Lindsey H. Chopin is a principal in the New Orleans, Louisiana, office of Jackson Lewis P.C. and a member of the firm’s ERISA Complex Class Action, Employee Benefits and Class Action groups.
Lindsey focuses her practice on the defense of complex ERISA class-actions filed against public and private single employer ERISA plan sponsors and fiduciaries, as well as multi-employer plans and fiduciaries and ERISA plan services providers. She has litigated a wide variety of class action claims, including 401(k) fee claims, stock drop claims, defined benefit mortality assumption claims, “church plan” and “government plan” claims, health and welfare plan claims, and ERISA Section 510 claims. Lindsey also litigates ERISA benefit claims and claims involving non-ERISA plans.

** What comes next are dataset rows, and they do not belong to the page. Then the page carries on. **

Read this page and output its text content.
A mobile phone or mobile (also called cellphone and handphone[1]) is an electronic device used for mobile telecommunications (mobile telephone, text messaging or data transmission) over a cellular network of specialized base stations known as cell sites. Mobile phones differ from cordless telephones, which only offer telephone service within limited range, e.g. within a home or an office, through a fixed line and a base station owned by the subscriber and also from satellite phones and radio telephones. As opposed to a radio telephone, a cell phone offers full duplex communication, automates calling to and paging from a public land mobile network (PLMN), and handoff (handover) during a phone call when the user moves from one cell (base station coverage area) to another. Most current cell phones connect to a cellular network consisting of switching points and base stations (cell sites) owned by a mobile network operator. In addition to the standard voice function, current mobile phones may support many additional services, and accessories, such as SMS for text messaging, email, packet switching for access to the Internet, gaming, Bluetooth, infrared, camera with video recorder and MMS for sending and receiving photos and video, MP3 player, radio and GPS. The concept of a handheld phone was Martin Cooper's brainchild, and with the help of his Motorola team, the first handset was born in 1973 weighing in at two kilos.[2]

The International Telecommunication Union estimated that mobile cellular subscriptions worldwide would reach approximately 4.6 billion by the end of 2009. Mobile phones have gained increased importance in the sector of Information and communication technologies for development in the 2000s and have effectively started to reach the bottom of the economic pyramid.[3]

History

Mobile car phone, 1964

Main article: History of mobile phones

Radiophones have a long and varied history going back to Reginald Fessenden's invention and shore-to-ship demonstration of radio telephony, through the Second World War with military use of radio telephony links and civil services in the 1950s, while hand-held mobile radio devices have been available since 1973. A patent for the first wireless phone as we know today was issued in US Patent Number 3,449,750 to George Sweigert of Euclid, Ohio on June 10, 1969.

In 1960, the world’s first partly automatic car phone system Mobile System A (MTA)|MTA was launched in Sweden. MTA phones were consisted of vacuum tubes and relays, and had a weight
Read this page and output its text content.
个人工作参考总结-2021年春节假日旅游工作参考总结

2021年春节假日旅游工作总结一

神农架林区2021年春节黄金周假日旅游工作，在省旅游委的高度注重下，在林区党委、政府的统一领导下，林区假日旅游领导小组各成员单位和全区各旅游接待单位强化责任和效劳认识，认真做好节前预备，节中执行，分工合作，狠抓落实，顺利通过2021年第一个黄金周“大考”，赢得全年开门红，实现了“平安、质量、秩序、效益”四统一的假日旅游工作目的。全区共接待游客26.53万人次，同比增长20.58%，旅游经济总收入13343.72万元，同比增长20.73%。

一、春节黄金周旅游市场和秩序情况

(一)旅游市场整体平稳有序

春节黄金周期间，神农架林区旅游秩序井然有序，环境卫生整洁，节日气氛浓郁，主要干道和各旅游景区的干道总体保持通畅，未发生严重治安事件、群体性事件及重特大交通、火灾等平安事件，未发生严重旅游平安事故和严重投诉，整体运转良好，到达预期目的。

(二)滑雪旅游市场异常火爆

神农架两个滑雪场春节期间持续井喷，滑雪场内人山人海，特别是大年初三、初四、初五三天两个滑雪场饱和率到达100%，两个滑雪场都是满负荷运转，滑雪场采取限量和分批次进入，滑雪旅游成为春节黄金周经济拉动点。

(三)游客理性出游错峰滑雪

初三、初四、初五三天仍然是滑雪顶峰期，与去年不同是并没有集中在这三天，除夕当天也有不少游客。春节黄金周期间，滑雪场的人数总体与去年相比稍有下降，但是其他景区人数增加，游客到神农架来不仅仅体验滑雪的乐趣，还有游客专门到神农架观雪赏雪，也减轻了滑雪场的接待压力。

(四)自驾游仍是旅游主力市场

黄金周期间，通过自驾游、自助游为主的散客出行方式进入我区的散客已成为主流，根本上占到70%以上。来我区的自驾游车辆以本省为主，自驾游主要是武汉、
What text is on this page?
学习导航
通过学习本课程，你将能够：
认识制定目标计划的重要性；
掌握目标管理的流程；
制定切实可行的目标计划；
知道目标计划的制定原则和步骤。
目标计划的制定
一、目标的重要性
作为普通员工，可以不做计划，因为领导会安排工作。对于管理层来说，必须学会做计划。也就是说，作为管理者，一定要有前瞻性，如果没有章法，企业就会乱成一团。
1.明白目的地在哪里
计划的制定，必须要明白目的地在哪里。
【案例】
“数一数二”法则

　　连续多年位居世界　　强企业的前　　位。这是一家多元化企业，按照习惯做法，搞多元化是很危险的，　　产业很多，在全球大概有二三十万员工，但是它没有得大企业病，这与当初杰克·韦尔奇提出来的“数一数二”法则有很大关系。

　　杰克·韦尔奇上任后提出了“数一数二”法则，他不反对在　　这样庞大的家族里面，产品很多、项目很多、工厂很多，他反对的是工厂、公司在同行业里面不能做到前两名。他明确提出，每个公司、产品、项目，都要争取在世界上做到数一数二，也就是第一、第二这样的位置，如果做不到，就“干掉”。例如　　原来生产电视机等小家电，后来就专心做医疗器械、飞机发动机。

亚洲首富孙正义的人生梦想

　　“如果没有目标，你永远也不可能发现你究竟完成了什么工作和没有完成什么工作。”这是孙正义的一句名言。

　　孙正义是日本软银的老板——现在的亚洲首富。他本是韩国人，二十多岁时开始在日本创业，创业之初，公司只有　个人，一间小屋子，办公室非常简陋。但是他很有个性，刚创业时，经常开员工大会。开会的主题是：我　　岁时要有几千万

Lindsey is the author of several ERISA-related articles, including an article focusing on ERISA fee litigation that appeared in the Benefits Law Journal, and is a frequent speaker on ERISA and class action litigation issues, including e-discovery best practices and ethics and professionalism when using social media in litigation. She is a senior editor of Chapter 15 of Bloomberg BNA’s Employee Benefits Law treatise and a contributing author to the ERISA Fiduciary Answers Book and Chapter 39 of the sixth edition of Bloomberg BNA’s ERISA Litigation treatise published in November 2017.
Prior to joining Jackson Lewis, Lindsey practiced complex ERISA litigation for five years at a large, national firm and served as a one-year term clerk for the Honorable Carl J. Barbier in the United States District Court for the Eastern District of Louisiana.
While attending Loyola University School of Law, Lindsey was the articles and symposium editor of the Loyola Law Review and received the “Best Casenote Award” for her casenote analyzing the impact of Kasten v. St. Gobain Performance Plastics Corp., 563 U.S. 1 (2011), an FLSA matter decided by the U.S. Supreme Court.
Prior to attending law school and practicing law, Lindsey was a teachNOLA fellow and taught high school French in New Orleans’ public schools.